# Exterior window frame



## trc65 (Oct 19, 2019)

The wood window frame on my walk in garage door has deteriorated and needs replacing. Of course replacement frames aren't available, so will be milling my own. The frame will be painted, but the question is what type of wood? Planning on hard maple, but are other types preferred, or acceptable?


----------



## Patrude (Oct 19, 2019)

I'm not sure that maple is a good outside wood. Cedar might be better. It resists rot

Reactions: Thank You! 1


----------



## ripjack13 (Oct 19, 2019)

Cedar is always good. So is sugar pine. As long as its painted, you should be good to go.

Reactions: Thank You! 1


----------



## trc65 (Oct 19, 2019)

I wasn't even thinking about cedar, for some reason my mind always wants to go towards hardwoods. Should be able to pick up some cedar at one of the big boxes.

Reactions: Like 1


----------



## ripjack13 (Oct 19, 2019)

Dont forget a dust mask. Cedar can be very dusty when milled and sanded....

Reactions: Thank You! 1


----------



## trc65 (Oct 19, 2019)

That's something that has become standard for me. No dust collection in the machine shed, so the 3M mask with p100 filters is always on.

Reactions: Like 1


----------



## Nature Man (Oct 20, 2019)

Not sure of the dimensions you are talking about, nor how decorative you might want it to be. Hardwoods that come to mind would be White Oak, Osage Orange, and Black Locust, all of which do well exposed to weather. Chuck

Reactions: Like 1 | Thank You! 1


----------



## Mr. Peet (Oct 20, 2019)

Western red chips and tares out more often than sugar pine. If it is exposed to lots of sun, avoid hardwoods for expansion reasons, and use knot free softwoods to avoid resin bleed. Flatsawn gain, so water sheets off. Or if using 1/4 sawn, growth rings parallel to building. Good woods - the soft pine family (avoid hard pine groups), cypress group (including bald genus), juniper family, white and red cedars...many more but think you are good.
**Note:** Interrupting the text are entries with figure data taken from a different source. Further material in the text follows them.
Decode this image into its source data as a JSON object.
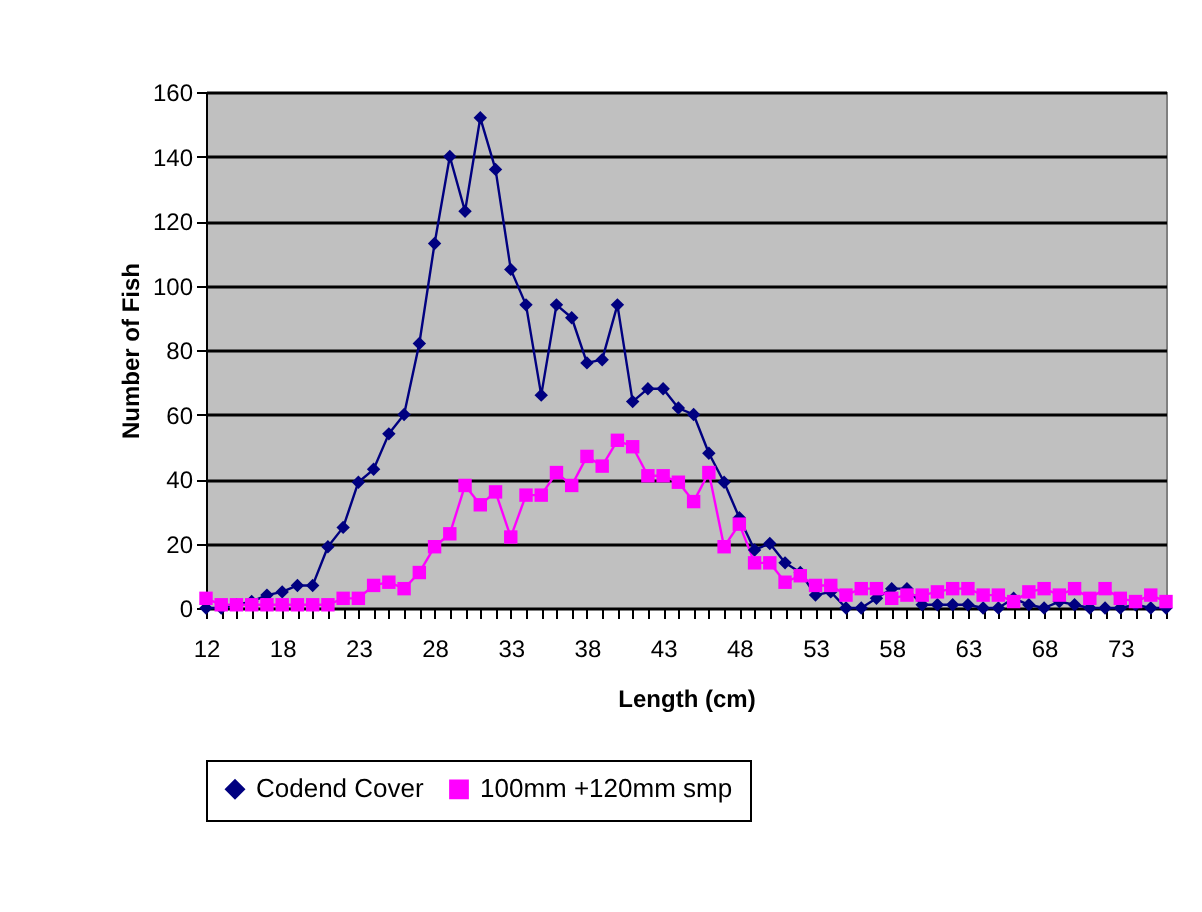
{
  "chart_data": {
    "type": "line",
    "xlabel": "Length (cm)",
    "ylabel": "Number of Fish",
    "categories": [
      "12",
      null,
      null,
      null,
      null,
      "18",
      null,
      null,
      null,
      null,
      "23",
      null,
      null,
      null,
      null,
      "28",
      null,
      null,
      null,
      null,
      "33",
      null,
      null,
      null,
      null,
      "38",
      null,
      null,
      null,
      null,
      "43",
      null,
      null,
      null,
      null,
      "48",
      null,
      null,
      null,
      null,
      "53",
      null,
      null,
      null,
      null,
      "58",
      null,
      null,
      null,
      null,
      "63",
      null,
      null,
      null,
      null,
      "68",
      null,
      null,
      null,
      null,
      "73",
      null,
      null,
      null
    ],
    "series": [
      {
        "name": "Codend Cover",
        "color": "#000080",
        "marker": "diamond",
        "values": [
          0,
          0,
          1,
          2,
          4,
          5,
          7,
          7,
          19,
          25,
          39,
          43,
          54,
          60,
          82,
          113,
          140,
          123,
          152,
          136,
          105,
          94,
          66,
          94,
          90,
          76,
          77,
          94,
          64,
          68,
          68,
          62,
          60,
          48,
          39,
          28,
          18,
          20,
          14,
          11,
          4,
          5,
          0,
          0,
          3,
          6,
          6,
          1,
          1,
          1,
          1,
          0,
          0,
          3,
          1,
          0,
          2,
          1,
          0,
          0,
          0,
          1,
          0,
          0
        ]
      },
      {
        "name": "100mm +120mm smp",
        "color": "#ff00ff",
        "marker": "square",
        "values": [
          3,
          1,
          1,
          1,
          1,
          1,
          1,
          1,
          1,
          3,
          3,
          7,
          8,
          6,
          11,
          19,
          23,
          38,
          32,
          36,
          22,
          35,
          35,
          42,
          38,
          47,
          44,
          52,
          50,
          41,
          41,
          39,
          33,
          42,
          19,
          26,
          14,
          14,
          8,
          10,
          7,
          7,
          4,
          6,
          6,
          3,
          4,
          4,
          5,
          6,
          6,
          4,
          4,
          2,
          5,
          6,
          4,
          6,
          3,
          6,
          3,
          2,
          4,
          2
        ]
      }
    ],
    "ylim": [
      0,
      160
    ],
    "yticks": [
      0,
      20,
      40,
      60,
      80,
      100,
      120,
      140,
      160
    ],
    "grid": "y",
    "legend": "bottom",
    "line_style": "solid"
  }
}
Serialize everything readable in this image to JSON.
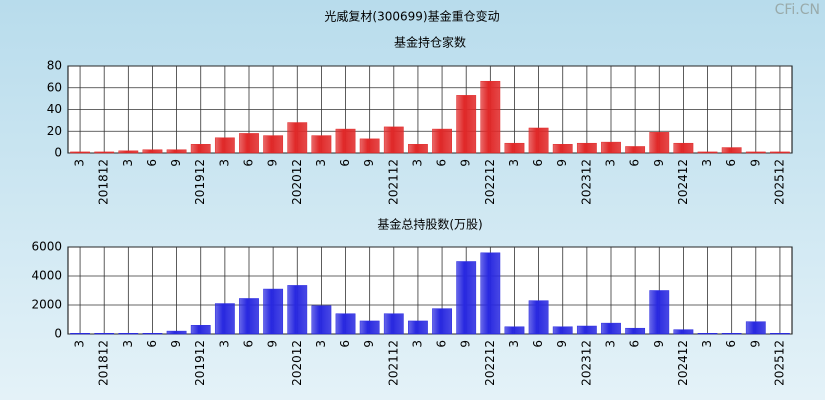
{
  "title": "光威复材(300699)基金重仓变动",
  "watermark": "CFi.CN",
  "chart_data": [
    {
      "type": "bar",
      "title": "基金持仓家数",
      "color": "#e02828",
      "categories": [
        "3",
        "201812",
        "3",
        "6",
        "9",
        "201912",
        "3",
        "6",
        "9",
        "202012",
        "3",
        "6",
        "9",
        "202112",
        "3",
        "6",
        "9",
        "202212",
        "3",
        "6",
        "9",
        "202312",
        "3",
        "6",
        "9",
        "202412",
        "3",
        "6",
        "9",
        "202512"
      ],
      "values": [
        1,
        1,
        2,
        3,
        3,
        8,
        14,
        18,
        16,
        28,
        16,
        22,
        13,
        24,
        8,
        22,
        53,
        66,
        9,
        23,
        8,
        9,
        10,
        6,
        19,
        9,
        1,
        5,
        1,
        1
      ],
      "ylim": [
        0,
        80
      ],
      "yticks": [
        0,
        20,
        40,
        60,
        80
      ],
      "grid": true
    },
    {
      "type": "bar",
      "title": "基金总持股数(万股)",
      "color": "#2828e0",
      "categories": [
        "3",
        "201812",
        "3",
        "6",
        "9",
        "201912",
        "3",
        "6",
        "9",
        "202012",
        "3",
        "6",
        "9",
        "202112",
        "3",
        "6",
        "9",
        "202212",
        "3",
        "6",
        "9",
        "202312",
        "3",
        "6",
        "9",
        "202412",
        "3",
        "6",
        "9",
        "202512"
      ],
      "values": [
        50,
        50,
        50,
        50,
        200,
        600,
        2100,
        2450,
        3100,
        3350,
        1950,
        1400,
        900,
        1400,
        900,
        1750,
        5000,
        5600,
        500,
        2300,
        500,
        550,
        750,
        400,
        3000,
        300,
        50,
        50,
        850,
        50
      ],
      "ylim": [
        0,
        6000
      ],
      "yticks": [
        0,
        2000,
        4000,
        6000
      ],
      "grid": true
    }
  ]
}
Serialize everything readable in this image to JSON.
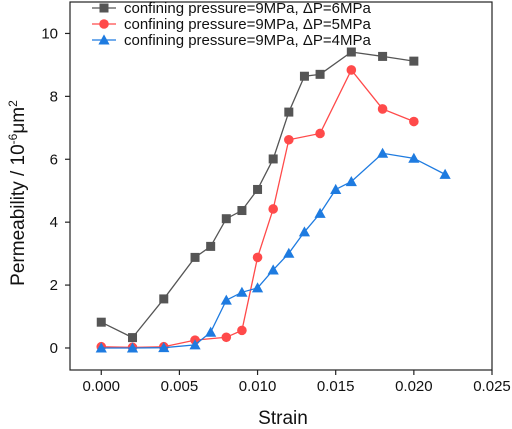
{
  "chart_data": {
    "type": "line",
    "title": "",
    "xlabel": "Strain",
    "ylabel": "Permeability / 10",
    "ylabel_exp": "-6",
    "ylabel_unit": "μm",
    "ylabel_unit_exp": "2",
    "xlim": [
      -0.002,
      0.025
    ],
    "ylim": [
      -0.7,
      11.0
    ],
    "xticks": [
      "0.000",
      "0.005",
      "0.010",
      "0.015",
      "0.020",
      "0.025"
    ],
    "yticks": [
      "0",
      "2",
      "4",
      "6",
      "8",
      "10"
    ],
    "grid": false,
    "legend_position": "top-left",
    "series": [
      {
        "name": "confining pressure=9MPa, ΔP=6MPa",
        "color": "#555555",
        "marker": "square",
        "points": [
          [
            0.0,
            0.82
          ],
          [
            0.002,
            0.33
          ],
          [
            0.004,
            1.56
          ],
          [
            0.006,
            2.88
          ],
          [
            0.007,
            3.23
          ],
          [
            0.008,
            4.11
          ],
          [
            0.009,
            4.37
          ],
          [
            0.01,
            5.04
          ],
          [
            0.011,
            6.01
          ],
          [
            0.012,
            7.5
          ],
          [
            0.013,
            8.64
          ],
          [
            0.014,
            8.7
          ],
          [
            0.016,
            9.41
          ],
          [
            0.018,
            9.27
          ],
          [
            0.02,
            9.12
          ]
        ]
      },
      {
        "name": "confining pressure=9MPa, ΔP=5MPa",
        "color": "#ff4a4a",
        "marker": "circle",
        "points": [
          [
            0.0,
            0.04
          ],
          [
            0.002,
            0.02
          ],
          [
            0.004,
            0.04
          ],
          [
            0.006,
            0.25
          ],
          [
            0.008,
            0.34
          ],
          [
            0.009,
            0.56
          ],
          [
            0.01,
            2.88
          ],
          [
            0.011,
            4.42
          ],
          [
            0.012,
            6.62
          ],
          [
            0.014,
            6.82
          ],
          [
            0.016,
            8.84
          ],
          [
            0.018,
            7.6
          ],
          [
            0.02,
            7.2
          ]
        ]
      },
      {
        "name": "confining pressure=9MPa, ΔP=4MPa",
        "color": "#1e7be0",
        "marker": "triangle",
        "points": [
          [
            0.0,
            0.0
          ],
          [
            0.002,
            0.0
          ],
          [
            0.004,
            0.01
          ],
          [
            0.006,
            0.1
          ],
          [
            0.007,
            0.5
          ],
          [
            0.008,
            1.52
          ],
          [
            0.009,
            1.77
          ],
          [
            0.01,
            1.91
          ],
          [
            0.011,
            2.48
          ],
          [
            0.012,
            3.01
          ],
          [
            0.013,
            3.69
          ],
          [
            0.014,
            4.28
          ],
          [
            0.015,
            5.04
          ],
          [
            0.016,
            5.29
          ],
          [
            0.018,
            6.19
          ],
          [
            0.02,
            6.03
          ],
          [
            0.022,
            5.52
          ]
        ]
      }
    ]
  }
}
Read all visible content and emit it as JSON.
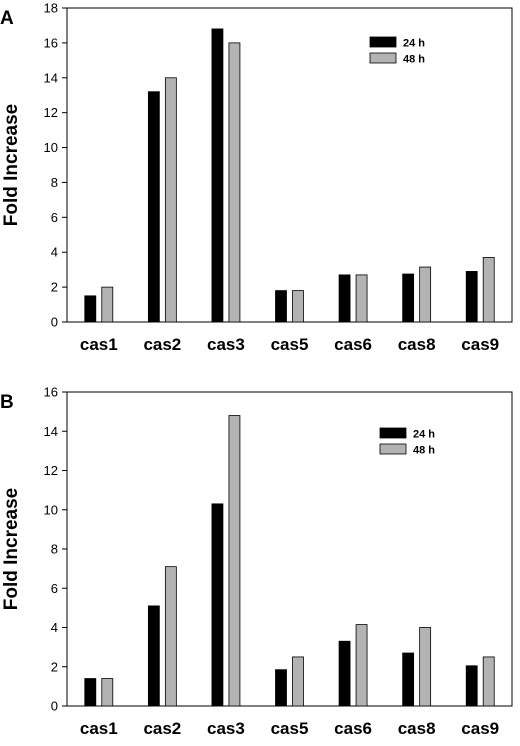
{
  "chart_data": [
    {
      "panel_label": "A",
      "type": "bar",
      "ylabel": "Fold Increase",
      "ylim": [
        0,
        18
      ],
      "yticks": [
        0,
        2,
        4,
        6,
        8,
        10,
        12,
        14,
        16,
        18
      ],
      "categories": [
        "cas1",
        "cas2",
        "cas3",
        "cas5",
        "cas6",
        "cas8",
        "cas9"
      ],
      "series": [
        {
          "name": "24 h",
          "color": "#000000",
          "values": [
            1.5,
            13.2,
            16.8,
            1.8,
            2.7,
            2.75,
            2.9
          ]
        },
        {
          "name": "48 h",
          "color": "#b3b3b3",
          "values": [
            2.0,
            14.0,
            16.0,
            1.8,
            2.7,
            3.15,
            3.7
          ]
        }
      ],
      "legend_position": "top-right",
      "grid": false
    },
    {
      "panel_label": "B",
      "type": "bar",
      "ylabel": "Fold Increase",
      "ylim": [
        0,
        16
      ],
      "yticks": [
        0,
        2,
        4,
        6,
        8,
        10,
        12,
        14,
        16
      ],
      "categories": [
        "cas1",
        "cas2",
        "cas3",
        "cas5",
        "cas6",
        "cas8",
        "cas9"
      ],
      "series": [
        {
          "name": "24 h",
          "color": "#000000",
          "values": [
            1.4,
            5.1,
            10.3,
            1.85,
            3.3,
            2.7,
            2.05
          ]
        },
        {
          "name": "48 h",
          "color": "#b3b3b3",
          "values": [
            1.4,
            7.1,
            14.8,
            2.5,
            4.15,
            4.0,
            2.5
          ]
        }
      ],
      "legend_position": "top-right",
      "grid": false
    }
  ]
}
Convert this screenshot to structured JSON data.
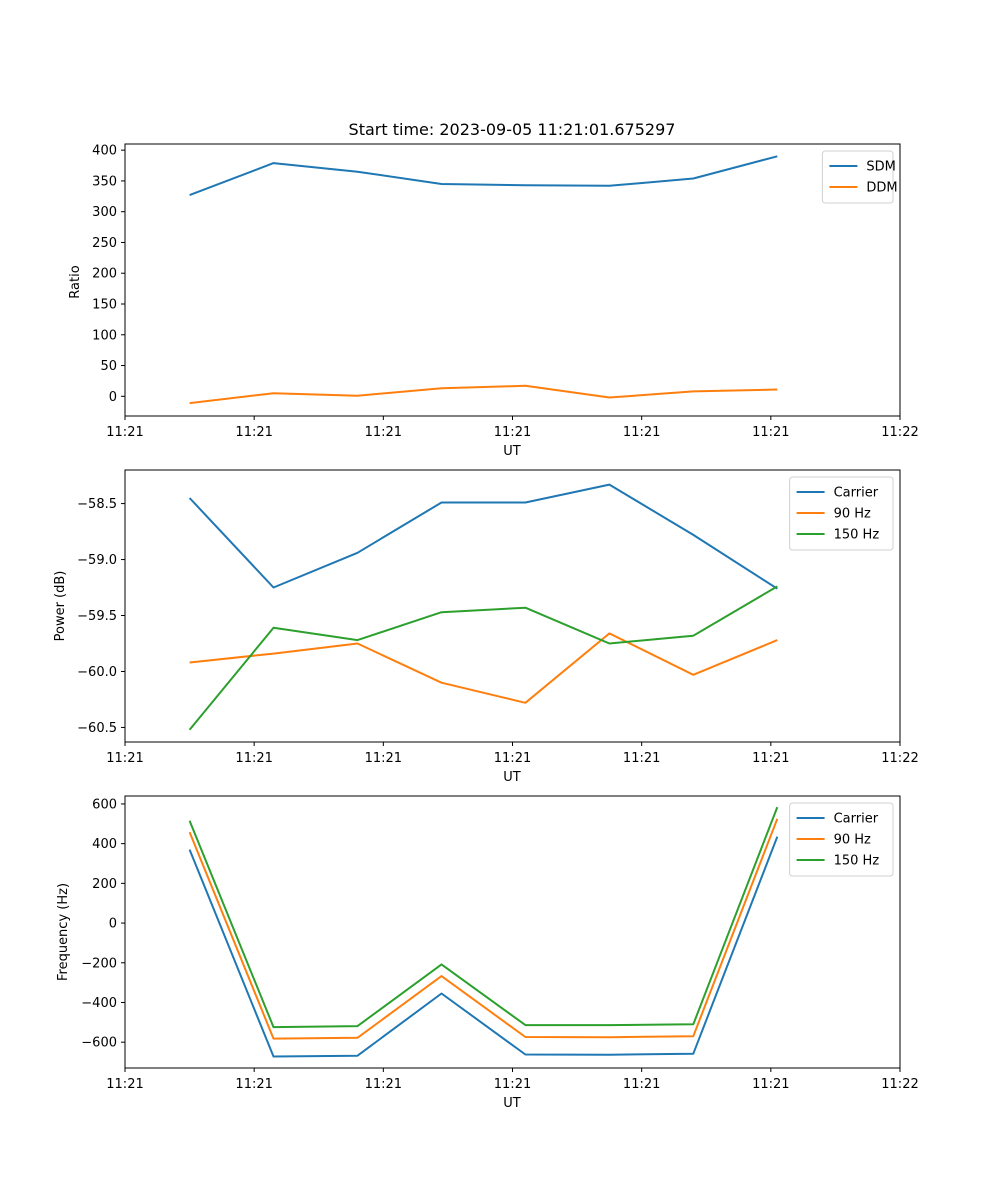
{
  "chart_data": [
    {
      "type": "line",
      "title": "Start time: 2023-09-05 11:21:01.675297",
      "xlabel": "UT",
      "ylabel": "Ratio",
      "xlim": [
        0,
        12
      ],
      "ylim": [
        -32,
        410
      ],
      "x": [
        1,
        2.3,
        3.6,
        4.9,
        6.2,
        7.5,
        8.8,
        10.1
      ],
      "xticks": [
        0,
        2,
        4,
        6,
        8,
        10,
        12
      ],
      "xtick_labels": [
        "11:21",
        "11:21",
        "11:21",
        "11:21",
        "11:21",
        "11:21",
        "11:22"
      ],
      "yticks": [
        0,
        50,
        100,
        150,
        200,
        250,
        300,
        350,
        400
      ],
      "ytick_labels": [
        "0",
        "50",
        "100",
        "150",
        "200",
        "250",
        "300",
        "350",
        "400"
      ],
      "legend_position": "top-right",
      "series": [
        {
          "name": "SDM",
          "color": "#1f77b4",
          "values": [
            327,
            379,
            365,
            345,
            343,
            342,
            354,
            390
          ]
        },
        {
          "name": "DDM",
          "color": "#ff7f0e",
          "values": [
            -11,
            5,
            1,
            13,
            17,
            -2,
            8,
            11
          ]
        }
      ]
    },
    {
      "type": "line",
      "title": "",
      "xlabel": "UT",
      "ylabel": "Power (dB)",
      "xlim": [
        0,
        12
      ],
      "ylim": [
        -60.63,
        -58.2
      ],
      "x": [
        1,
        2.3,
        3.6,
        4.9,
        6.2,
        7.5,
        8.8,
        10.1
      ],
      "xticks": [
        0,
        2,
        4,
        6,
        8,
        10,
        12
      ],
      "xtick_labels": [
        "11:21",
        "11:21",
        "11:21",
        "11:21",
        "11:21",
        "11:21",
        "11:22"
      ],
      "yticks": [
        -60.5,
        -60.0,
        -59.5,
        -59.0,
        -58.5
      ],
      "ytick_labels": [
        "−60.5",
        "−60.0",
        "−59.5",
        "−59.0",
        "−58.5"
      ],
      "legend_position": "top-right",
      "series": [
        {
          "name": "Carrier",
          "color": "#1f77b4",
          "values": [
            -58.45,
            -59.25,
            -58.94,
            -58.49,
            -58.49,
            -58.33,
            -58.78,
            -59.26
          ]
        },
        {
          "name": "90 Hz",
          "color": "#ff7f0e",
          "values": [
            -59.92,
            -59.84,
            -59.75,
            -60.1,
            -60.28,
            -59.66,
            -60.03,
            -59.72
          ]
        },
        {
          "name": "150 Hz",
          "color": "#2ca02c",
          "values": [
            -60.52,
            -59.61,
            -59.72,
            -59.47,
            -59.43,
            -59.75,
            -59.68,
            -59.24
          ]
        }
      ]
    },
    {
      "type": "line",
      "title": "",
      "xlabel": "UT",
      "ylabel": "Frequency (Hz)",
      "xlim": [
        0,
        12
      ],
      "ylim": [
        -730,
        640
      ],
      "x": [
        1,
        2.3,
        3.6,
        4.9,
        6.2,
        7.5,
        8.8,
        10.1
      ],
      "xticks": [
        0,
        2,
        4,
        6,
        8,
        10,
        12
      ],
      "xtick_labels": [
        "11:21",
        "11:21",
        "11:21",
        "11:21",
        "11:21",
        "11:21",
        "11:22"
      ],
      "yticks": [
        -600,
        -400,
        -200,
        0,
        200,
        400,
        600
      ],
      "ytick_labels": [
        "−600",
        "−400",
        "−200",
        "0",
        "200",
        "400",
        "600"
      ],
      "legend_position": "top-right",
      "series": [
        {
          "name": "Carrier",
          "color": "#1f77b4",
          "values": [
            370,
            -672,
            -668,
            -355,
            -662,
            -663,
            -658,
            435
          ]
        },
        {
          "name": "90 Hz",
          "color": "#ff7f0e",
          "values": [
            458,
            -582,
            -578,
            -267,
            -574,
            -575,
            -570,
            525
          ]
        },
        {
          "name": "150 Hz",
          "color": "#2ca02c",
          "values": [
            515,
            -524,
            -519,
            -208,
            -514,
            -514,
            -510,
            584
          ]
        }
      ]
    }
  ]
}
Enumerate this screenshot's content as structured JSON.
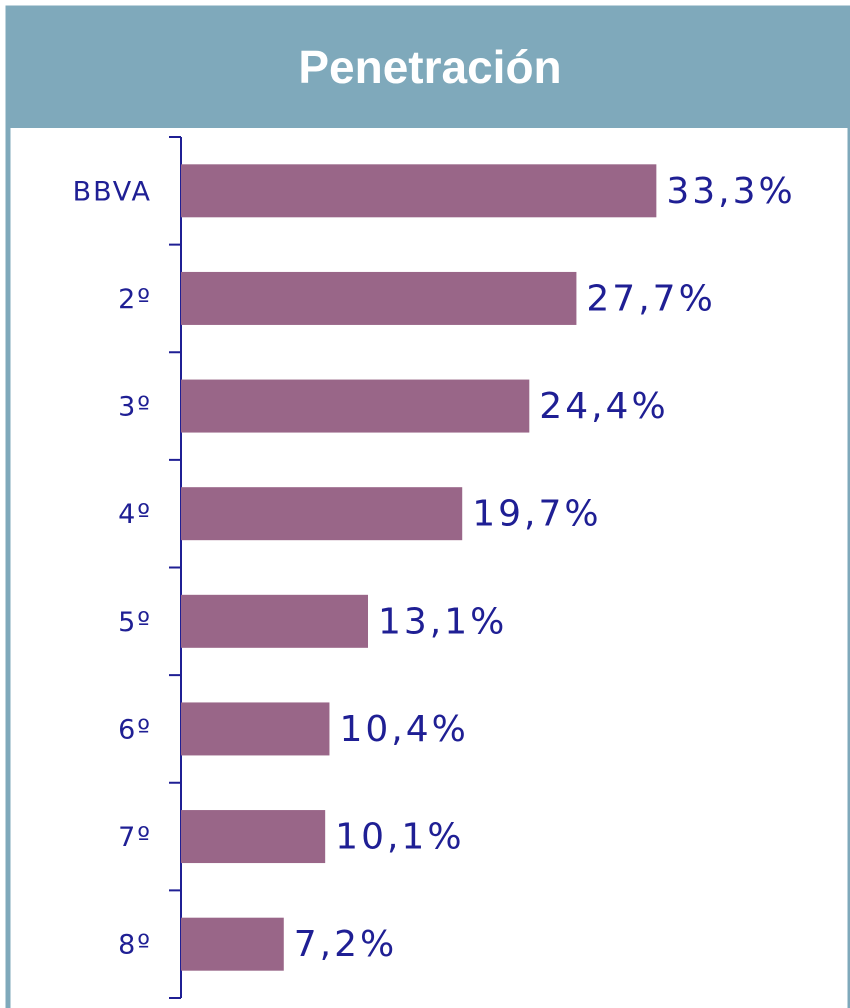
{
  "chart_data": {
    "type": "bar",
    "orientation": "horizontal",
    "title": "Penetración",
    "categories": [
      "BBVA",
      "2º",
      "3º",
      "4º",
      "5º",
      "6º",
      "7º",
      "8º"
    ],
    "values": [
      33.3,
      27.7,
      24.4,
      19.7,
      13.1,
      10.4,
      10.1,
      7.2
    ],
    "value_labels": [
      "33,3%",
      "27,7%",
      "24,4%",
      "19,7%",
      "13,1%",
      "10,4%",
      "10,1%",
      "7,2%"
    ],
    "color": "#996688",
    "xlim": [
      0,
      40
    ]
  }
}
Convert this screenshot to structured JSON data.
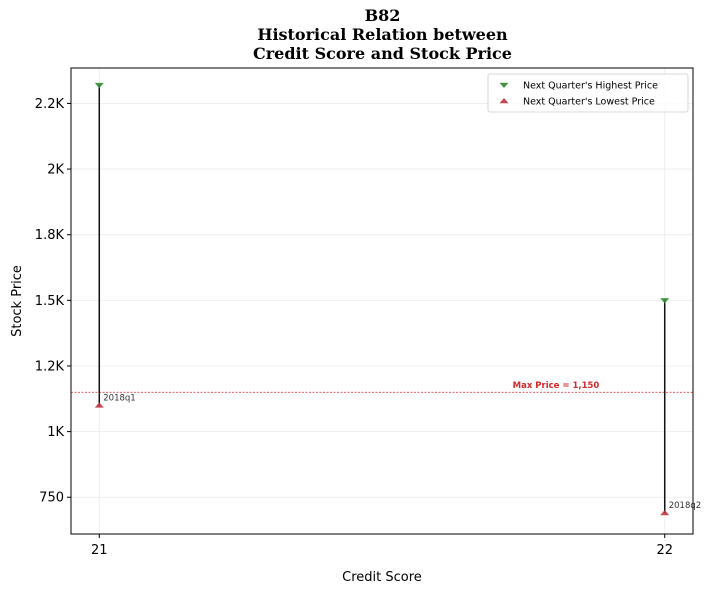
{
  "chart_data": {
    "type": "scatter",
    "title": [
      "B82",
      "Historical Relation between",
      "Credit Score and Stock Price"
    ],
    "xlabel": "Credit Score",
    "ylabel": "Stock Price",
    "x_ticks": [
      21,
      22
    ],
    "x_tick_labels": [
      "21",
      "22"
    ],
    "xlim": [
      20.95,
      22.05
    ],
    "y_ticks": [
      750,
      1000,
      1250,
      1500,
      1750,
      2000,
      2250
    ],
    "y_tick_labels": [
      "750",
      "1K",
      "1.2K",
      "1.5K",
      "1.8K",
      "2K",
      "2.2K"
    ],
    "ylim": [
      610,
      2385
    ],
    "grid": true,
    "legend_position": "upper right",
    "series": [
      {
        "name": "Next Quarter's Highest Price",
        "marker": "triangle-down",
        "color": "#2e8b2e",
        "x": [
          21,
          22
        ],
        "values": [
          2320,
          1500
        ]
      },
      {
        "name": "Next Quarter's Lowest Price",
        "marker": "triangle-up",
        "color": "#c0353f",
        "x": [
          21,
          22
        ],
        "values": [
          1100,
          690
        ]
      }
    ],
    "point_labels": [
      {
        "x": 21,
        "y": 1100,
        "text": "2018q1"
      },
      {
        "x": 22,
        "y": 690,
        "text": "2018q2"
      }
    ],
    "reference_line": {
      "value": 1150,
      "label": "Max Price = 1,150",
      "color": "#d62728"
    }
  }
}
Reactions: Like 1 | Thank You! 1


----------



## trc65 (Oct 20, 2019)

Dimension of window is 20 x 32, 1/2" thick double pane. Not very decorative at all, simple ogee next to the pane to reduce mass. Cross cut section of frame will be 1 3/16" x 1 1/16".

One frame on each side of door to sandwich glass in the middle. Frames screwed together from inside.


----------



## ripjack13 (Oct 20, 2019)




----------



## ripjack13 (Oct 20, 2019)




----------



## trc65 (Oct 20, 2019)

Here you go....









Diagram of cross section.

Reactions: Like 2


----------



## Mr. Peet (Oct 20, 2019)

trc65 said:


> Here you go....
> 
> View attachment 173165
> 
> ...



That last pic, Texas upside down..?..

Reactions: Funny 3


----------



## JerseyHighlander (Nov 7, 2019)

trc65 said:


> Here you go....
> 
> View attachment 173165
> 
> ...



Tim, I don't see anything "deteriorated" on that frame except the paint. Carefully scrape it down and repaint it, should be fine for a long time to come. There is no Big Box wood that is going to be as durable as the old stuff that is already there.

Reactions: Thank You! 1


----------



## trc65 (Nov 7, 2019)

That was going to be the plan, but what i didnt show in the picture was the inside of the frames when i took them apart. They are just screwed together from the inside, and the screws on the bottom are all rusted and the wood is spongy. Tried filling holes and putting new screws in different areas, but not enough good wood to hold anything.

I picked up a nice piece of Western cedar (after digging through the pile for 20 min.), and it is a pretty easy profile to machine, so just going to make a new one. 

Of course, now it has turned cold, so everything will have to be brought into the house for glueing and painting....

Reactions: Like 1


----------